SSP Forum: Max Lamparth on abstracting human preferences
Max Lamparth
The
Symbolic Systems Forum
(community sessions of SYMSYS 280 - Symbolic Systems Research Seminar)
presents
Robust Abstractions of Human Preferences
Max Lamparth
Stanford Intelligent Systems Laboratory, Hoover Institution
Monday, February 9, 2026
12;30-1:20 pm PT
Computing and Data Science Building (CoDa), Room E160
(New room for 2026)
In-person event, not recorded
Note: Lunch is provided, if pre-ordered, only for members of SYMSYS 280, but others are welcome to bring a lunch and eat during the presentation.
Abstract:
Abstracting human preferences into computational objectives is essential for aligning AI systems, yet fundamentally challenging due to the complexity and context-dependence of human values. This talk examines how preferences are captured through human annotation and translated into reward models for reinforcement learning from human feedback. While enabling state-of-the-art chatbots, I'll present evidence that reward models exhibit (novel) systematic biases and discuss mitigation approaches. Finally, I'll explore alternative methods for learning from preferences and outline key directions for future research.

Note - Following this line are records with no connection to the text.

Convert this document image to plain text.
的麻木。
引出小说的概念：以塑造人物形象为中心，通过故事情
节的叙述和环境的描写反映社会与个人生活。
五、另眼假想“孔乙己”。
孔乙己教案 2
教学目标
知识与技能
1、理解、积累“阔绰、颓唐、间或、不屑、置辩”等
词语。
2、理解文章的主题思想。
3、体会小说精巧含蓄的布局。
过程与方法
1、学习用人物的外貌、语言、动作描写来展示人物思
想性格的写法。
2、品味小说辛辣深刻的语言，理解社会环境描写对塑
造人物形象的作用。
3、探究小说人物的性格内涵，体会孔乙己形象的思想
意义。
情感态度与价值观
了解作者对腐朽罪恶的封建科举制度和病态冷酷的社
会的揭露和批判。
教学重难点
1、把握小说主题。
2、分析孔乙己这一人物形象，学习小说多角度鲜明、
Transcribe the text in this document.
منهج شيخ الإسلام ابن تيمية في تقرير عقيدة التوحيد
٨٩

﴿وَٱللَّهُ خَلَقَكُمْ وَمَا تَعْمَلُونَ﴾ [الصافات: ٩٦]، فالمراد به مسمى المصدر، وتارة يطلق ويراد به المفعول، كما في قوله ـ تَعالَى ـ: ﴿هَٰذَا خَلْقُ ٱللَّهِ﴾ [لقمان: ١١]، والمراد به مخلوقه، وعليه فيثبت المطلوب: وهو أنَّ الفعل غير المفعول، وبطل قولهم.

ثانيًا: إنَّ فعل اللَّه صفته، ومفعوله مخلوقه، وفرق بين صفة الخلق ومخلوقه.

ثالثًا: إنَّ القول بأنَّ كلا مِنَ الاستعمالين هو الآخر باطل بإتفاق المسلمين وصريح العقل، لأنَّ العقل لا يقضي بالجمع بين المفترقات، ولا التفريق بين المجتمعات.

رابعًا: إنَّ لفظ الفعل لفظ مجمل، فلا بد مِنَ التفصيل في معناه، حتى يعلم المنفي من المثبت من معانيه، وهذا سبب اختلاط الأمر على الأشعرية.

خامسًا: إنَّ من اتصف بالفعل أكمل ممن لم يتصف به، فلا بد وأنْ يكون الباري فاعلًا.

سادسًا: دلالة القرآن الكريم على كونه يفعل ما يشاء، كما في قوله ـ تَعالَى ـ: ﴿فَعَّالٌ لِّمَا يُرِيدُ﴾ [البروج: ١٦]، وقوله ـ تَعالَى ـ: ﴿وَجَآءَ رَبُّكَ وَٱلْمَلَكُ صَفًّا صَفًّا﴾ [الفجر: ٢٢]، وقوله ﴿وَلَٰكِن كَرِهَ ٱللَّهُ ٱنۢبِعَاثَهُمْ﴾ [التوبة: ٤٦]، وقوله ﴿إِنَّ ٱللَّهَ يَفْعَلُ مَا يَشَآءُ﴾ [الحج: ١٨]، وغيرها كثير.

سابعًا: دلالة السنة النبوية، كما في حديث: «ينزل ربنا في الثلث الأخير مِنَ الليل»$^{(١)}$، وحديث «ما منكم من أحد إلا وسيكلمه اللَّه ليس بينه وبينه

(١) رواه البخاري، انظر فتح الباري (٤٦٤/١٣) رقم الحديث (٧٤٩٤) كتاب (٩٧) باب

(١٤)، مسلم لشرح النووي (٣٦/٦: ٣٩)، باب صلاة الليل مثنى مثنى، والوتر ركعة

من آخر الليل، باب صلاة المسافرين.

Max is a Research Fellow at the Hoover Institution’s Technology Policy Accelerator and a member of the Stanford Intelligence Systems Laboratory and the Stanford Center for AI Safety. His research focuses on the security and safety of language models through mechanistic interpretability, reward modeling, and robust evaluation. Prior to his current position, Max was a postdoctoral fellow at Stanford and received his Ph.D. from the technical University of Munich.